25th December 2014 by Jonathan Davis
The Government and the Bank of England (helped by the media) keep telling us Deflation is bad for us.
Think about that.
We don’t want lower business and living costs. You really couldn’t make it up. How surreal and Orwellian.
They say we need inflation as otherwise people won’t buy stuff and the economy will suffer.
And yet… has anyone ever stopped themselves buying a TV or anything electronic, like a computer or a tablet, even though they KNEW the item will be much cheaper months later? No, noone.
Will cheaper food stop us buying groceries?

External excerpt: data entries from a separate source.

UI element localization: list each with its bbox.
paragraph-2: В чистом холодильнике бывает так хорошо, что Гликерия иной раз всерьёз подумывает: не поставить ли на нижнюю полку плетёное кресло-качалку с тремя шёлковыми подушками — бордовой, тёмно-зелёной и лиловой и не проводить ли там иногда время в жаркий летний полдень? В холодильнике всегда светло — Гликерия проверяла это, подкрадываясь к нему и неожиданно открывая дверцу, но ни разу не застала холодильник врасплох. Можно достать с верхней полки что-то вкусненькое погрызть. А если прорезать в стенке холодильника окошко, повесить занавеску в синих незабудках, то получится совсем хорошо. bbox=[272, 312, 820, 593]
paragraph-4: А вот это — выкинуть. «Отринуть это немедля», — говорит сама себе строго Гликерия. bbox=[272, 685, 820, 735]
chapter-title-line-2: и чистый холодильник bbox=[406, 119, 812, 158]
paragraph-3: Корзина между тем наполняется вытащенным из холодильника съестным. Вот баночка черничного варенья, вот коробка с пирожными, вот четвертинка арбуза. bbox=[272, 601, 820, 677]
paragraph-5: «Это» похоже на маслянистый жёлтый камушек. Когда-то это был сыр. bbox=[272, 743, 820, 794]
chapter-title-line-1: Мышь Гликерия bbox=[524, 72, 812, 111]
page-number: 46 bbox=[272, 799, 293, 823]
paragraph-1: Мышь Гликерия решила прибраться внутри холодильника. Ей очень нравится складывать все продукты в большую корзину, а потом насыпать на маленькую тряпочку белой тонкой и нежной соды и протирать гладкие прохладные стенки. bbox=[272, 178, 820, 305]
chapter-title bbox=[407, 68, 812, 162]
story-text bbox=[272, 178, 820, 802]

Exactly. It’s that daft and, I am afraid to say, entirely self-serving. Governments and civil servants love inflation. Their own pensions are entirely index-linked so they could care less if inflation was 5% or even 500%. Inflation reduces the real value of govt debt…
The Bank of England loves inflation as it helps achieve their goals of stock markets for ever rising, the banks never failing again and people will borrow.
The people love deflation as our costs of living and running our small businesses fall. And we don’t have index-linked pensions.
The people are getting our wishes for Christmas it would seem.
CPI was just announced at just 1.0%. Not deflation but not soaring prices either. And the trend in prices’ inflation is down.
Then you see the price of Oil since the Summer…
A huge fall of a half and largely in one fell swoop from this Summer is NOT INFLATIONARY!
As everyone knows oil is (after labour costs) the next biggest cost of businesses. Thus businesses have had a big cost cut.
We too have had a big cost of living cut as our fill-up cost has gone down some 15%. (Some people ask me why only 15% when the price of oil has gone down 50%? Tax…).
We should have a big cut in our household heating and lighting charges but I doubt we will due to the cartel that supplies us as well as all the Green energy charges Brussels has decided we should pay.
However, if businesses cut their selling prices to stay competitive then we should have a somewhat smaller grocery bill.
1% CPI was without much of the fall in oil prices. Like 2009, it could go negative i.e. actual falls in the costs of living. Gosh, wouldn’t that be absolutely dreadful Prime Minister and Governor (of the Bank of England)?
Can oil prices go lower? Yes. Will they? Who knows but we suspect we have not seen the bottom yet.
Globally, the bulk of modern economies are experiencing the same trend in very low inflation, bordering on deflation.
And this was at the end of October, prior to much of the oil price falls.
It seems to us that Deflation is something we will all get used to. We haven’t experienced it sustainably for decades. And THAT is the issue.
Everyone assumes that what has been will be always. And THAT is what we have been trying to get people to see as nonsense for years.
THIS will impact investing, retirement planning etc. If you are investing as you have always done, you might want to reconsider.
We have been heavily invested in US Treasuries all year (Government Bonds in the US. The UK equivalent are Gilts). Generally, when these fall it smacks of rising inflation and vice versa – rises smack of falling inflation.
This is what has happened in 2014:
Long term US Ts up over 20% (25% taking into account income from these) this year – from what we are aware, the 5th biggest annual gain since 1926!
Deflationary! That’s what global markets’ participants are saying. Not just us.